Surprisal-Guided Selection: Compute-Optimal Test-Time Strategies for Execution-Grounded Code Generation
Jarrod Barnes
2026-02-11
Summary
This paper investigates the best way to get large language models to perform well on tasks where you can directly check if the answer is correct, like optimizing code for GPUs. It questions whether slightly adjusting the model during use (called test-time training) is the most effective approach.
What's the problem?
When using language models to solve tasks with clear right and wrong answers, a common strategy is to tweak the model’s parameters based on the feedback it receives. However, the researchers found that this tweaking often leads to the model becoming too focused on a single, potentially mediocre solution, and it actually performs worse than simply trying multiple different answers. Essentially, the model 'over-sharpens' its focus and misses better options.
What's the solution?
Instead of tweaking the model, the researchers discovered that it’s much better to simply generate many different possible solutions and then intelligently *select* the best one. They found that choosing the answer the model is *least* confident about – the one that 'surprises' it the most – but is still correct, leads to significantly better results.
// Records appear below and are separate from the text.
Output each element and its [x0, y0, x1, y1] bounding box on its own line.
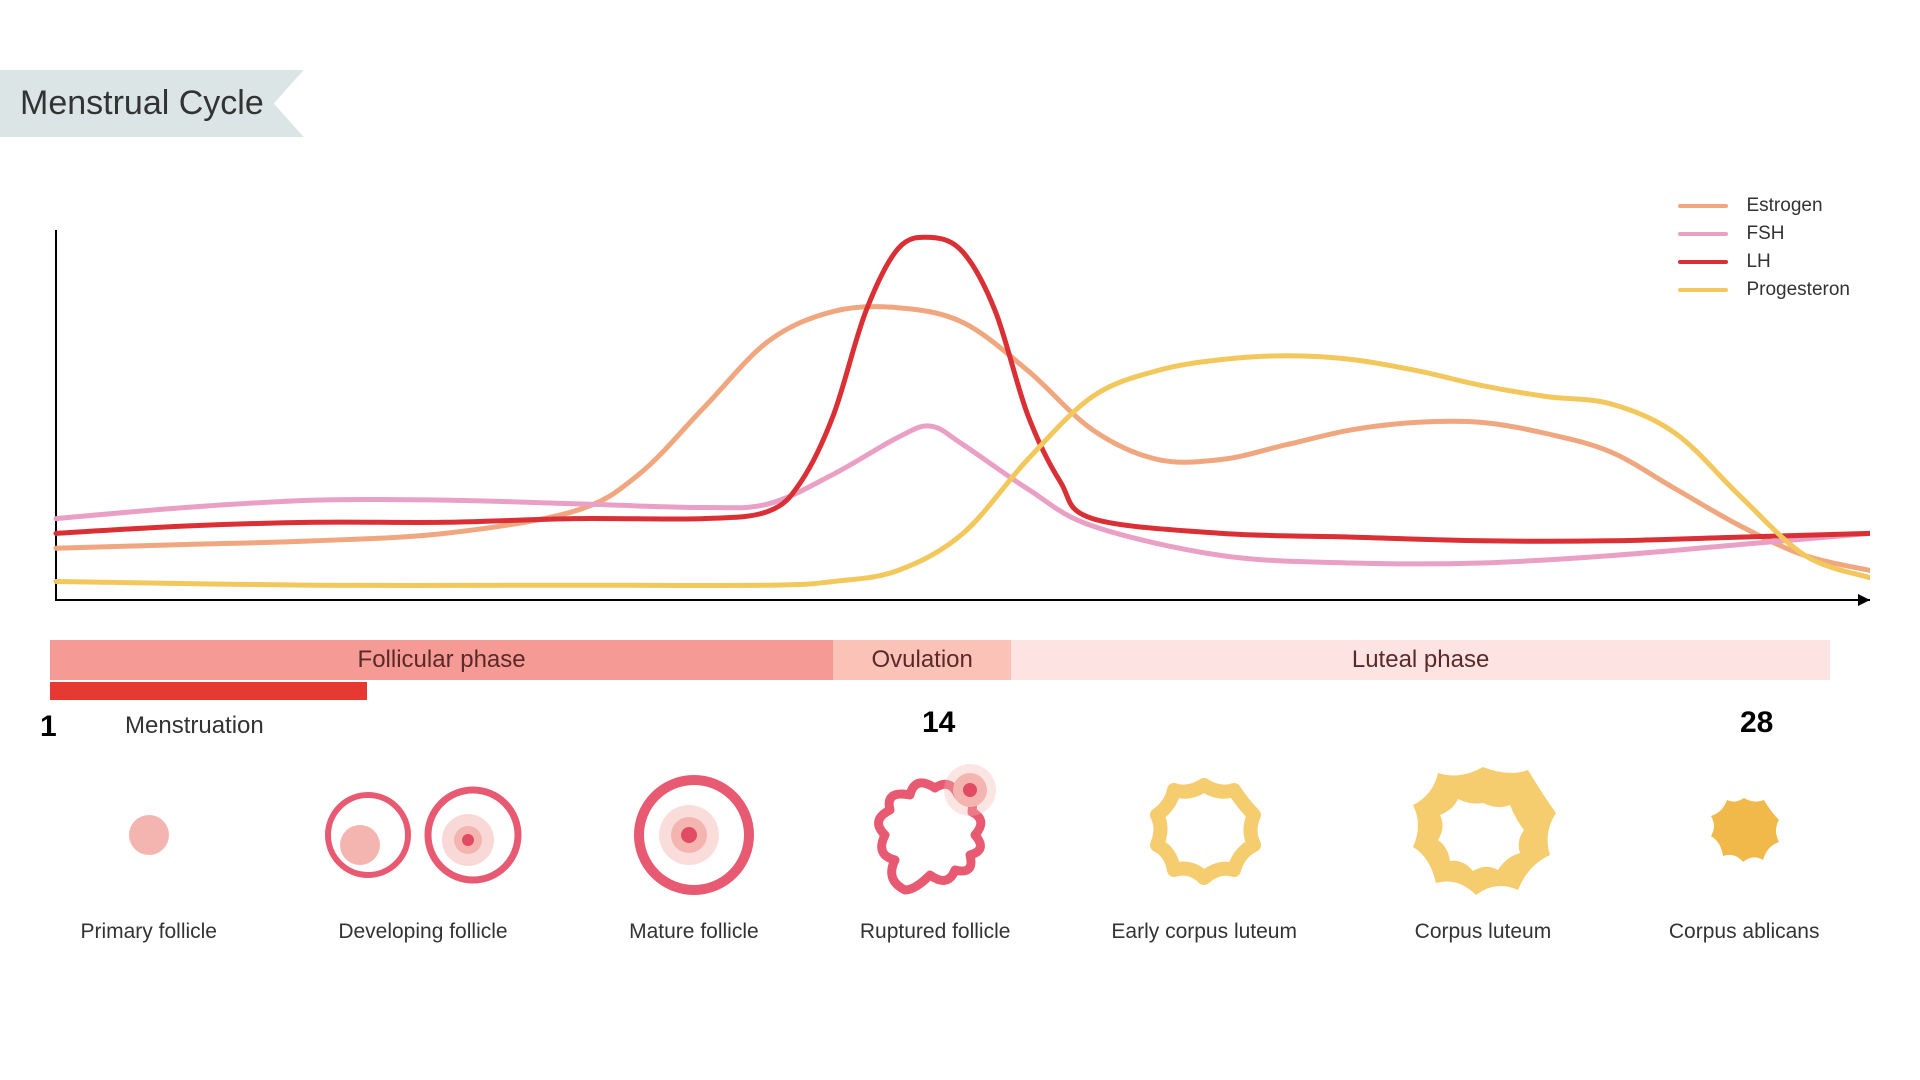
day-marker: 1 — [40, 710, 57, 744]
follicle-stage: Primary follicle — [80, 770, 217, 944]
follicle-label: Ruptured follicle — [860, 920, 1011, 944]
albicans-icon — [1699, 770, 1789, 900]
series-line — [56, 237, 1870, 541]
follicle-stage: Ruptured follicle — [860, 770, 1011, 944]
phase-segment: Luteal phase — [1011, 640, 1830, 680]
phase-segment: Ovulation — [833, 640, 1011, 680]
day-marker: 14 — [922, 706, 955, 740]
title-banner: Menstrual Cycle — [0, 70, 304, 137]
follicle-label: Early corpus luteum — [1111, 920, 1297, 944]
phase-segment: Follicular phase — [50, 640, 833, 680]
ruptured-icon — [860, 770, 1010, 900]
follicle-label: Corpus luteum — [1415, 920, 1552, 944]
menstruation-bar — [50, 682, 367, 700]
follicle-stage: Developing follicle — [318, 770, 528, 944]
follicle-stages-row: Primary follicle Developing follicle Mat… — [30, 770, 1870, 944]
follicle-label: Mature follicle — [629, 920, 759, 944]
series-line — [56, 356, 1870, 586]
follicle-label: Developing follicle — [338, 920, 507, 944]
corpus-icon — [1398, 770, 1568, 900]
developing-icon — [318, 770, 528, 900]
day-marker: 28 — [1740, 706, 1773, 740]
page-title: Menstrual Cycle — [20, 84, 264, 122]
follicle-label: Primary follicle — [80, 920, 217, 944]
phase-bar: Follicular phaseOvulationLuteal phase — [50, 640, 1830, 680]
follicle-stage: Early corpus luteum — [1111, 770, 1297, 944]
early-corpus-icon — [1139, 770, 1269, 900]
legend-swatch — [1678, 204, 1728, 208]
menstruation-label: Menstruation — [125, 712, 264, 740]
follicle-stage: Corpus luteum — [1398, 770, 1568, 944]
follicle-label: Corpus ablicans — [1669, 920, 1820, 944]
follicle-stage: Corpus ablicans — [1669, 770, 1820, 944]
mature-icon — [629, 770, 759, 900]
hormone-chart — [50, 230, 1870, 620]
legend-label: Estrogen — [1746, 195, 1822, 217]
follicle-stage: Mature follicle — [629, 770, 759, 944]
primary-icon — [119, 770, 179, 900]
legend-item: Estrogen — [1678, 195, 1850, 217]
Picking the most surprising correct answer out of a set of possibilities dramatically improved performance, even matching the results of a perfect 'oracle' when considering the top three most surprising answers.
Why it matters?
This research shows that for tasks where you can directly verify the correctness of a solution, it’s more efficient to focus on exploring a diverse range of possibilities and smartly choosing from them, rather than trying to fine-tune the model itself. This is a valuable insight because it suggests a more cost-effective way to utilize powerful language models in areas like code optimization and other 'execution-grounded' tasks where clear feedback is available.
Abstract
Test-time training (TTT) adapts language models through gradient-based updates at inference. But is adaptation the right strategy? We study compute-optimal test-time strategies for verifiable execution-grounded (VEG) tasks, domains like GPU kernel optimization where a deterministic evaluator provides dense, continuous reward signals. Using KernelBench as our testbed and a 120B-parameter model (GPT-OSS-120B with LoRA adaptation), we find that search outperforms minimal adaptation (1-5 gradient steps): Best-of-N sampling achieves 90% task success (18/20 tasks) at K=64 across the full KernelBench L1 eval set while TTT's best checkpoint reaches only 30.6% (3-seed mean), with TTT's "equivalent K" falling below 1, worse than single-sample inference. The failure mode is over-sharpening: gradient updates collapse diversity toward mediocre solutions rather than discovering optimal ones. Our main contribution is surprisal-guided selection: selecting the highest-surprisal (lowest-confidence) correct sample yields 80% success vs. 50% for most-confident selection, a 30% improvement. Extending to surprisal-guided-top3 matches oracle performance at 100%. This zero-cost strategy, validated through length-controlled analysis, recovers oracle performance. For dense-reward VEG tasks, compute should be allocated to sample diversity and intelligent selection rather than gradient adaptation. The surprisal-guided selection principle may generalize to other execution-grounded domains where optimal solutions occupy the distribution tail.